Jaú - A Polícia Civil de Jaú acredita ter esclarecido um dos crimes mais violentos ocorridos nos últimos anos, na região. Dois rapazes, que por outros motivos já estavam presos, estão sendo apontados agora e até já admitiram ser os autores do latrocínio ocorrido no dia 31 de agosto de 1999.
Jéferson Giovani Pracuccio, 22 anos, e Eleandro Moreira, 18 anos, participaram ontem, em Jaú e Boa Esperança do Sul, na região de Araraquara, de uma reprodução simulada do crime praticado na noite do dia 31.
De acordo com o delegado Edmilson Marcos Bataier, da Delegacia de Investigações Gerais (DIG), as suspeitas sobre os dois já existiam desde o início das investigações mas só agora puderam ser confirmadas. Na época do crime, Moreira era menor de idade e por isso não deverá ser responsabilizado criminalmente pelo ato. Hoje, já maior de idade, ele está detido na cadeia de Jaú sob a acusação de participação em roubo e até por isso foi ouvido recentemente na delegacia. Durante depoimento, policiais teriam conseguido arrancar dele a confissão de participação na morte do professor José Francisco Barbieri de Toledo, 40 anos. Como as declaração envolveram o nome de Pracuccio, este, que também estava preso, só que na Penitenciária II de Bauru, também por roubo, foi levado à delegacia de Jaú para ser interrogado.
A princípio, Pracuccio negou sua participação mas depois teria admitido.

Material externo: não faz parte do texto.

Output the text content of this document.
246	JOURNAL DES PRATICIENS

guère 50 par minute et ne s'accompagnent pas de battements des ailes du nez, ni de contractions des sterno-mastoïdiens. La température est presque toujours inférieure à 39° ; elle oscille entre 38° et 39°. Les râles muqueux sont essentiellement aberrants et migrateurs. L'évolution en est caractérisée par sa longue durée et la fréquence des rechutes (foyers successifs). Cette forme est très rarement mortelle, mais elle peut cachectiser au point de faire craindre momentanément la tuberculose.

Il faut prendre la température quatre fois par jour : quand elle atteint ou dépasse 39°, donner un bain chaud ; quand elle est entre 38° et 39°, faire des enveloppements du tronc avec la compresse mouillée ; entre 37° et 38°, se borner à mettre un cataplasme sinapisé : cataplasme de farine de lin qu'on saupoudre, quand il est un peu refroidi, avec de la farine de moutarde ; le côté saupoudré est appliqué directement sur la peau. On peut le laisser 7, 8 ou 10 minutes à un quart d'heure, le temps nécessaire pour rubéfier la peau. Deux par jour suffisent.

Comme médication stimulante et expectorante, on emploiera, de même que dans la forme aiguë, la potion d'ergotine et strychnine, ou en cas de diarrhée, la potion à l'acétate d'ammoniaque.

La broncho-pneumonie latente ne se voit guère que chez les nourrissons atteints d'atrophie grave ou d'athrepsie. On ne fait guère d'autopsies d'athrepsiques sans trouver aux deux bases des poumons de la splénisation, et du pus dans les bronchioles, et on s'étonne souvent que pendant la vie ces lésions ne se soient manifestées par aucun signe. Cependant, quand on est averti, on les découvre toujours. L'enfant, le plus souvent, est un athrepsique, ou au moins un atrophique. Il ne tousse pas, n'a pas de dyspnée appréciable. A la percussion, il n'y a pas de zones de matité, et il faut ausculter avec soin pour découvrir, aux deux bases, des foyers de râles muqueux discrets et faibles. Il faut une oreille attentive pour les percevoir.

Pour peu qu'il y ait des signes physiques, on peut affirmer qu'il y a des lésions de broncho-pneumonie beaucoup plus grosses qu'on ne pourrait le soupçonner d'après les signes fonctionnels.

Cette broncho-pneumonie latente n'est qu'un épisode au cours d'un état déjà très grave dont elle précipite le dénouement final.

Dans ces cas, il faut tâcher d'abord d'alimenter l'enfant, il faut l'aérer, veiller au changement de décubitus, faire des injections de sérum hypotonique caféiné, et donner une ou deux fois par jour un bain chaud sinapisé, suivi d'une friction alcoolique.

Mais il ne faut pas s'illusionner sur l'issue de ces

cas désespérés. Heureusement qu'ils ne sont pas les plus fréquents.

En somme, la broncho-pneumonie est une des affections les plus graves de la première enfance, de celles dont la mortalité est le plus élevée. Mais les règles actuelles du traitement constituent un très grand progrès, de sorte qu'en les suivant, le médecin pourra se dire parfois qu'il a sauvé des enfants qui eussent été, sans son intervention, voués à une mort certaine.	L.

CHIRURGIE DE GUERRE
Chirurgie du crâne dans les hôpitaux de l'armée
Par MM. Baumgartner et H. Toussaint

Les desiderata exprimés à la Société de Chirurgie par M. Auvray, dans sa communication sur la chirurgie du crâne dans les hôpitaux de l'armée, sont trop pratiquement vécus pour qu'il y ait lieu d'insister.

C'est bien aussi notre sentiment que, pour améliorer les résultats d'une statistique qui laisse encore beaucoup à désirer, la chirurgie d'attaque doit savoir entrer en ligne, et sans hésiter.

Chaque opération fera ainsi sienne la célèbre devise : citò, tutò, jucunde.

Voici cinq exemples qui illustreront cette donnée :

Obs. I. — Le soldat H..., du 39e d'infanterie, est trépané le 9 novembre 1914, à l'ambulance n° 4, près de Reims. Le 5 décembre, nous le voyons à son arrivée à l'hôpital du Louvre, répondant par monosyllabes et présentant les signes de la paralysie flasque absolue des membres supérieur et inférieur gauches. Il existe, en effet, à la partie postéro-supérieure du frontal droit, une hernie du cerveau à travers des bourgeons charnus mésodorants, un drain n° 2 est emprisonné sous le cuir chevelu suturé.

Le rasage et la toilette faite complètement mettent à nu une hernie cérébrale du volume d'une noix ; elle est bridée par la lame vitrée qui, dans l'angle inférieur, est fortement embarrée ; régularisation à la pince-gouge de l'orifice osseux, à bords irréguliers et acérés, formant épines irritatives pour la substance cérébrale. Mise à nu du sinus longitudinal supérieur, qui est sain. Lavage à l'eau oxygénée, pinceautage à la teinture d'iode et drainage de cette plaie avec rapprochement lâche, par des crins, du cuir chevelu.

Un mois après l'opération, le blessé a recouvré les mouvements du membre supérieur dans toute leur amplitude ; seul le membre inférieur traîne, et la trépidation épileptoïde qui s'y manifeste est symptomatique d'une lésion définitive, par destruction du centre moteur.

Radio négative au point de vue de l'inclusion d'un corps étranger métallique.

O delegado disse que as declarações dos dois se encaixaram perfeitamente nos depoimentos de outras pessoas ouvidas anteriormente. Foi feita, então, ontem, uma reprodução das cenas do crime.
O latrocínio
O professor Toledo morava com a família em Bariri e dava aulas na Fundação de Jaú. Segundo a polícia, ele conhecia os acusados, que moravam em Jaú. Na noite do crime, os três teriam um encontro, após as aulas. Os dois teriam ligado no celular de Toledo enquanto este ainda dava aula, à noite.
Ao sair da Fundação, o professor teria ido até o ponto de encontro, nas proximidades do Contorno e os dois entraram no Ford Mondeo do professor. Os dois rapazes contaram à polícia que pretendiam obter a senha bancária do cartão do professor Toledo, mas encontraram resistência e decidiram amarrar o professor, colocando-o no porta-malas. Pracuccio teria assumido a direção do carro e seguido em direção a Boa Esperança. Num canavial, o carro foi parado e os dois teriam feito nova tentativa de arrancar a senha bancária do professor. Como não conseguiram, não se sabe exatamente por que, teriam decidido executar Toledo, primeiro com um tiro na nuca e um segundo na região do tórax.
Na seqüência, os dois rapazes contaram que foram, de Mondeo, para Ribeirão Preto onde, com dinheiro roubado do professor teriam feito algumas compras. Dos cerca de R$ 200,00, eles contaram que guardaram R$ 50,00 para retornar, de ônibus, a Jaú, na manhã seguinte. O carro foi abandonado em Ribeirão.
O corpo do professor, amarrado pelos pés e mãos, só foi localizado no dia seguinte, por trabalhadores rurais que acionaram a polícia.